Киевский стихоплетишка Микола Бажан, дослужившийся на Украине до какого-то министерского портфеля, выступая в Москве, в Союзе писателей, сказал:

«Среди нашей интеллигенции нашлись, к сожалению, неустойчивые люди, которые думали в панике, что необходима переоценка всех ценностей, полная смена всех. Неправильно ставился вопрос и о личности И. В. Сталина. Многие ретивые редакторы дошли до того, что имя Сталина стали вычеркивать из наших произведений. Один из московских писателей заявил, что он горд тем, что ни в одном его произведении никогда имя Сталина не было упомянуто. А ведь гордиться-то нечем. Зачеркивать все, что было сделано Сталиным доброго, зачеркивать весь тот путь, который мы прошли, веря в Сталина как воплощение наших мечтаний и идеалов, видя в Сталине воплощение партийной воли и партийного руководства, было бы недостойно честных советских людей и честных советских писателей».

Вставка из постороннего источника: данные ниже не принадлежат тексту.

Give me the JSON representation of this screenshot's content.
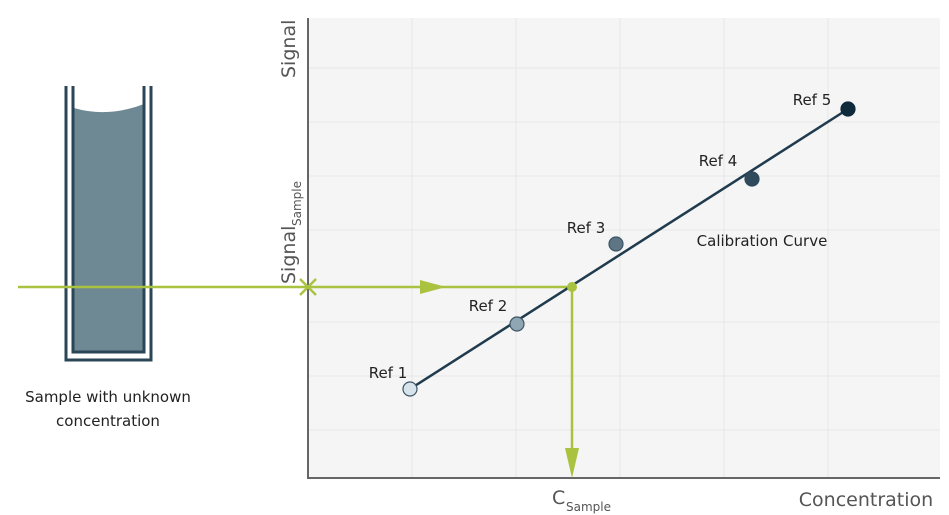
{
  "sample_label": {
    "line1": "Sample with unknown",
    "line2": "concentration"
  },
  "axes": {
    "y_label": "Signal",
    "x_label": "Concentration"
  },
  "signal_sample": {
    "main": "Signal",
    "sub": "Sample"
  },
  "c_sample": {
    "main": "C",
    "sub": "Sample"
  },
  "curve_label": "Calibration Curve",
  "points": [
    {
      "label": "Ref 1"
    },
    {
      "label": "Ref 2"
    },
    {
      "label": "Ref 3"
    },
    {
      "label": "Ref 4"
    },
    {
      "label": "Ref 5"
    }
  ]
}
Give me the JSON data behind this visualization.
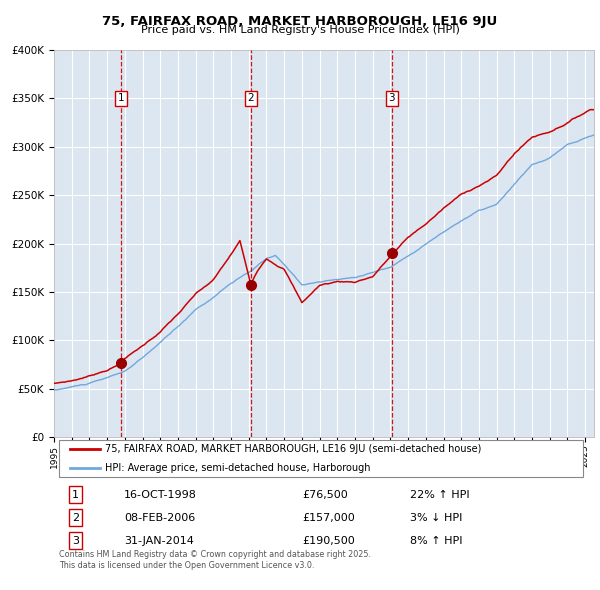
{
  "title1": "75, FAIRFAX ROAD, MARKET HARBOROUGH, LE16 9JU",
  "title2": "Price paid vs. HM Land Registry's House Price Index (HPI)",
  "legend_line1": "75, FAIRFAX ROAD, MARKET HARBOROUGH, LE16 9JU (semi-detached house)",
  "legend_line2": "HPI: Average price, semi-detached house, Harborough",
  "transactions": [
    {
      "num": 1,
      "date_label": "16-OCT-1998",
      "date_x": 1998.79,
      "price": 76500,
      "hpi_pct": "22% ↑ HPI"
    },
    {
      "num": 2,
      "date_label": "08-FEB-2006",
      "date_x": 2006.11,
      "price": 157000,
      "hpi_pct": "3% ↓ HPI"
    },
    {
      "num": 3,
      "date_label": "31-JAN-2014",
      "date_x": 2014.08,
      "price": 190500,
      "hpi_pct": "8% ↑ HPI"
    }
  ],
  "ylim": [
    0,
    400000
  ],
  "xlim_start": 1995.0,
  "xlim_end": 2025.5,
  "yticks": [
    0,
    50000,
    100000,
    150000,
    200000,
    250000,
    300000,
    350000,
    400000
  ],
  "ytick_labels": [
    "£0",
    "£50K",
    "£100K",
    "£150K",
    "£200K",
    "£250K",
    "£300K",
    "£350K",
    "£400K"
  ],
  "hpi_color": "#6fa8dc",
  "price_color": "#cc0000",
  "marker_color": "#990000",
  "vline_color": "#cc0000",
  "bg_color": "#dce6f1",
  "grid_color": "#ffffff",
  "footnote": "Contains HM Land Registry data © Crown copyright and database right 2025.\nThis data is licensed under the Open Government Licence v3.0."
}
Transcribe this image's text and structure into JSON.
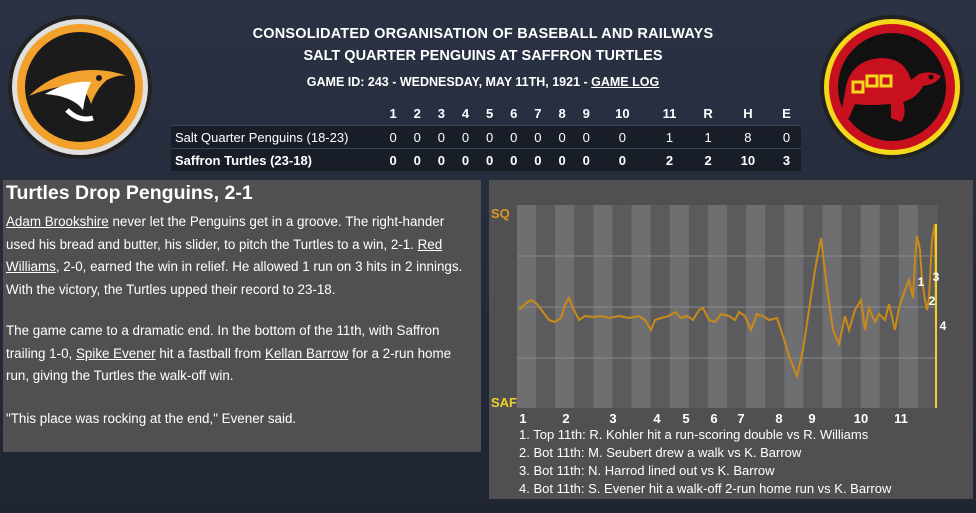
{
  "header": {
    "league": "CONSOLIDATED ORGANISATION OF BASEBALL AND RAILWAYS",
    "matchup": "SALT QUARTER PENGUINS AT SAFFRON TURTLES",
    "game_info": "GAME ID: 243 - WEDNESDAY, MAY 11TH, 1921 - ",
    "game_log_link": "GAME LOG"
  },
  "logos": {
    "away": {
      "name": "penguin-logo",
      "ring_color": "#f2a22c"
    },
    "home": {
      "name": "turtle-logo",
      "ring_color": "#f5d81c",
      "inner_color": "#c8101e"
    }
  },
  "linescore": {
    "columns": [
      "1",
      "2",
      "3",
      "4",
      "5",
      "6",
      "7",
      "8",
      "9",
      "10",
      "11",
      "R",
      "H",
      "E"
    ],
    "teams": [
      {
        "name": "Salt Quarter Penguins (18-23)",
        "scores": [
          "0",
          "0",
          "0",
          "0",
          "0",
          "0",
          "0",
          "0",
          "0",
          "0",
          "1",
          "1",
          "8",
          "0"
        ]
      },
      {
        "name": "Saffron Turtles (23-18)",
        "scores": [
          "0",
          "0",
          "0",
          "0",
          "0",
          "0",
          "0",
          "0",
          "0",
          "0",
          "2",
          "2",
          "10",
          "3"
        ]
      }
    ]
  },
  "story": {
    "headline": "Turtles Drop Penguins, 2-1",
    "p1_link1": "Adam Brookshire",
    "p1_text1": " never let the Penguins get in a groove. The right-hander used his bread and butter, his slider, to pitch the Turtles to a win, 2-1. ",
    "p1_link2": "Red Williams",
    "p1_text2": ", 2-0, earned the win in relief. He allowed 1 run on 3 hits in 2 innings. With the victory, the Turtles upped their record to 23-18.",
    "p2_text1": "The game came to a dramatic end. In the bottom of the 11th, with Saffron trailing 1-0, ",
    "p2_link1": "Spike Evener",
    "p2_text2": " hit a fastball from ",
    "p2_link2": "Kellan Barrow",
    "p2_text3": " for a 2-run home run, giving the Turtles the walk-off win.",
    "p3_text": "\"This place was rocking at the end,\" Evener said."
  },
  "win_prob": {
    "top_label": "SQ",
    "bottom_label": "SAF",
    "innings": [
      "1",
      "2",
      "3",
      "4",
      "5",
      "6",
      "7",
      "8",
      "9",
      "10",
      "11"
    ],
    "colors": {
      "away": "#c98a18",
      "home": "#f0cf2a"
    },
    "markers": [
      "1",
      "2",
      "3",
      "4"
    ],
    "events": [
      "1. Top 11th: R. Kohler hit a run-scoring double vs R. Williams",
      "2. Bot 11th: M. Seubert drew a walk vs K. Barrow",
      "3. Bot 11th: N. Harrod lined out vs K. Barrow",
      "4. Bot 11th: S. Evener hit a walk-off 2-run home run vs K. Barrow"
    ]
  }
}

«Веря в Сталина как воплощение наших мечтаний и идеалов».

Подлец! Подлец этот Бажан!

— А миллионы и миллионы, — спрашиваю я, — безвинных людей, замученных в застенках ГПУ пытками этим «воплощением идеалов».

Им, им! Не жалкие же его палачи в ответе! Замученных им в одиночках, в каторге, в тюрьмах, в концлагерях, в ссылках. Расстрелянных им в затылок, как Мейерхольд, Перец Маркиш, Бухарин, Тухачевский и тысячи, тысячи других. Раздавленных на пустынных дорогах или в темных переулках, как великий артист Михоэлс.

Среди расстрелянных, раздавленных, замученных пытками и все друзья по революции Владимира Ильича — его старая большевистская гвардия, верная своему лидеру до его смертного часа. Тут гордость нашего воинства — полководцы, разбившие Деникина, Колчака, Юденича, Врангеля. Тут цвет искусства, науки и техники. Тут ум и мускулы деревни.

Бессмысленно, совершенно бессмысленно разбитые жизни, искалеченные, оклеветанные, обесчещенные, пущенные «в расход» наши лучшие люди.

«Мокрое» сталинское дело! Самое страшное «мокрое дело» за всю историю человечества.

Ну и подлец же, подлец этот Бажан. Этот Миколушка!…

«Есть много огромного, но огромней всего человек», — говорил Сократ.

Посмеемся же, друзья мои. Горестно посмеемся. Ведь и Бажан как будто тоже человек, он даже стишки пишет.